1. Não estando comprovado o atendimento aos requisitos legais autorizadores da medida initio litis reclamada no juízo a quo e que se consubstanciam no periculum in mora e no fumus boni juris, impõe-se a manutenção da decisão recorrida.
2. Agravo não provido.
RELATÓRIO
AGRAVO DE INSTRUMENTO (202) -0751832-53.2023.8.18.0000
Origem:
AGRAVANTE: LILIANE DE OLIVEIRA MACHADO RODRIGUES, M. L. D. O. M. R., LEONARDO DE OLIVEIRA MACHADO RODRIGUES
Advogado do(a) AGRAVANTE: LUCAS BORGES CARVALHO PIAUILINO - PI17025-A
AGRAVADO: EQUATORIAL PIAUI DISTRIBUIDORA DE ENERGIA S.A
Advogado do(a) AGRAVADO: SIDNEY FILHO NUNES ROCHA - PI17870-A
RELATOR(A): Desembargador JOÃO GABRIEL FURTADO BAPTISTA
Trata-se de Agravo de Instrumento interposto por Liliane de Oliveira Machado Rodrigues, Maria Luara de Oliveira Machado Rodrigues, e Leonardo de Oliveira Machado Rodrigues, ora agravantes, para suspender e, posteriormente, reformar decisão proferida na Ação de Reparação Por Danos Morais e Materiais (Proc. 0000035-45.2017.8.18.0047), em face da empresa Equatorial Piauí Distribuidora de Energia S.A., ora agravada.
Na origem (id. 10363728 – Página 4), os autores alegam, em síntese, que o Sr. Edinaldo Rodrigues Machado, falecido em 18 de março de 2016, foi vítima de choque elétrico em razão de acidente no qual acabou colidindo em poste localizado no meio da pista. Tal acontecimento resultou na queda do poste da Companhia elétrica ré e, quando desceu do caminhão acabou por ser atingindo por um fio do poste, que, mesmo caído, continuava energizado.

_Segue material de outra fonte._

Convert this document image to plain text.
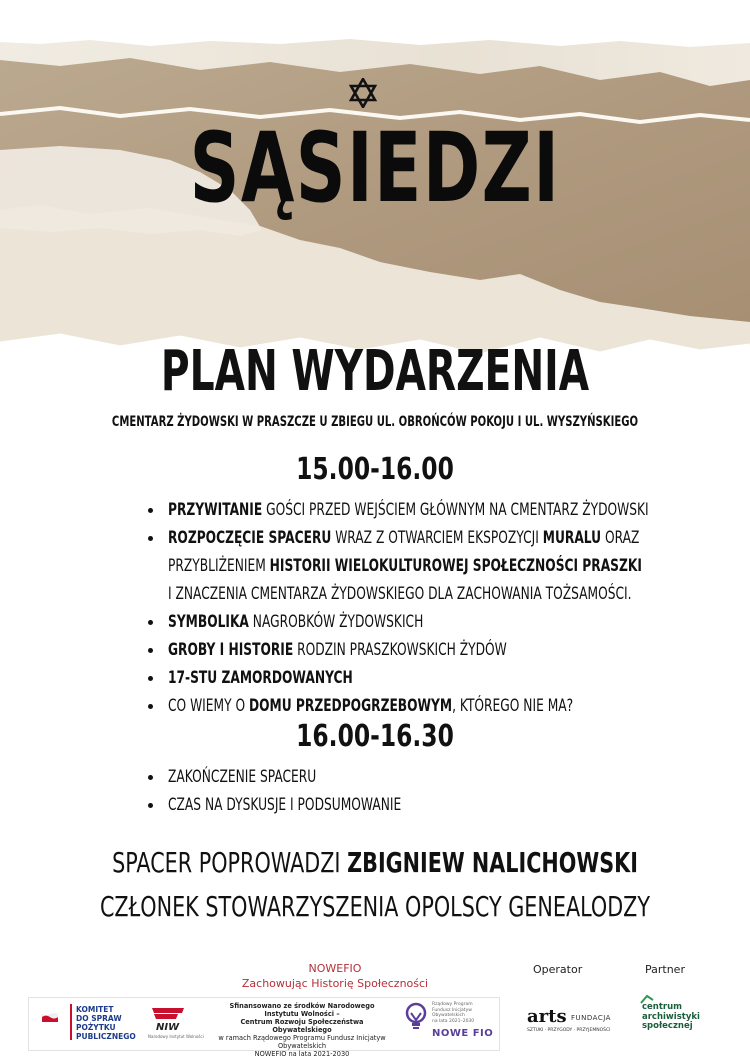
SĄSIEDZI
PLAN WYDARZENIA
CMENTARZ ŻYDOWSKI W PRASZCZE U ZBIEGU UL. OBROŃCÓW POKOJU I UL. WYSZYŃSKIEGO
15.00-16.00
PRZYWITANIE GOŚCI PRZED WEJŚCIEM GŁÓWNYM NA CMENTARZ ŻYDOWSKI
ROZPOCZĘCIE SPACERU WRAZ Z OTWARCIEM EKSPOZYCJI MURALU ORAZ
PRZYBLIŻENIEM HISTORII WIELOKULTUROWEJ SPOŁECZNOŚCI PRASZKI
I ZNACZENIA CMENTARZA ŻYDOWSKIEGO DLA ZACHOWANIA TOŻSAMOŚCI.
SYMBOLIKA NAGROBKÓW ŻYDOWSKICH
GROBY I HISTORIE RODZIN PRASZKOWSKICH ŻYDÓW
17-STU ZAMORDOWANYCH
CO WIEMY O DOMU PRZEDPOGRZEBOWYM, KTÓREGO NIE MA?
16.00-16.30
ZAKOŃCZENIE SPACERU
CZAS NA DYSKUSJE I PODSUMOWANIE
SPACER POPROWADZI ZBIGNIEW NALICHOWSKI
CZŁONEK STOWARZYSZENIA OPOLSCY GENEALODZY
NOWEFIO
Zachowując Historię Społeczności
Operator	Partner
KOMITET
DO SPRAW
POŻYTKU
PUBLICZNEGO
NIW
Narodowy Instytut Wolności
Sfinansowano ze środków Narodowego Instytutu Wolności –
Centrum Rozwoju Społeczeństwa Obywatelskiego
w ramach Rządowego Programu Fundusz Inicjatyw Obywatelskich
NOWEFIO na lata 2021-2030
Rządowy Program
Fundusz Inicjatyw
Obywatelskich
na lata 2021–2030
NOWE FIO
arts FUNDACJA
SZTUKI · PRZYGODY · PRZYJEMNOŚCI
centrum
archiwistyki
społecznej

Em sentença (id. 10363728 – Página 130), o magistrado de 1º grau decidiu por condenar a parte agravada ao pagamento de:
“a) 150 (cento e cinquenta) salários-mínimos, vigente a época do fato, a títulos de indenização por danos morais, devido a cada requerente, corrigidos pelo INPC, desde a presente data de arbitramento (Súmula 362 STJ) e com juros de mora de 1% a partir do evento danoso (Súmula 54 STJ)
b) pensão mensal, no importe de 2/3 (dois terços) de R$ 4.000,00 (quatro mil reais) devida a partir do evento danoso até quando a vítima viesse a completar 75 anos, sendo 1/3 para a esposa e 1/3 para os filhos até estes completarem 24 anos, garantido o direito da esposa acrescer quando da cessação do pensionamento dos filhos.
Com o escopo de garantir o efetivo pagamento das parcelas alimentares, antecipo os efeitos da tutela de urgência, em sede de sentença, neste ponto, determino que oficie-se a empresa requerida a fim de que esta inclua os requerentes em folha de pagamento, no prazo de 10 (dez) dias, sob pena de incidência de multa diária no importe de R$ 500,00 (quinhentos reais) limitados a R$ 50.000,00, bem como apuração do delito de desobediência.”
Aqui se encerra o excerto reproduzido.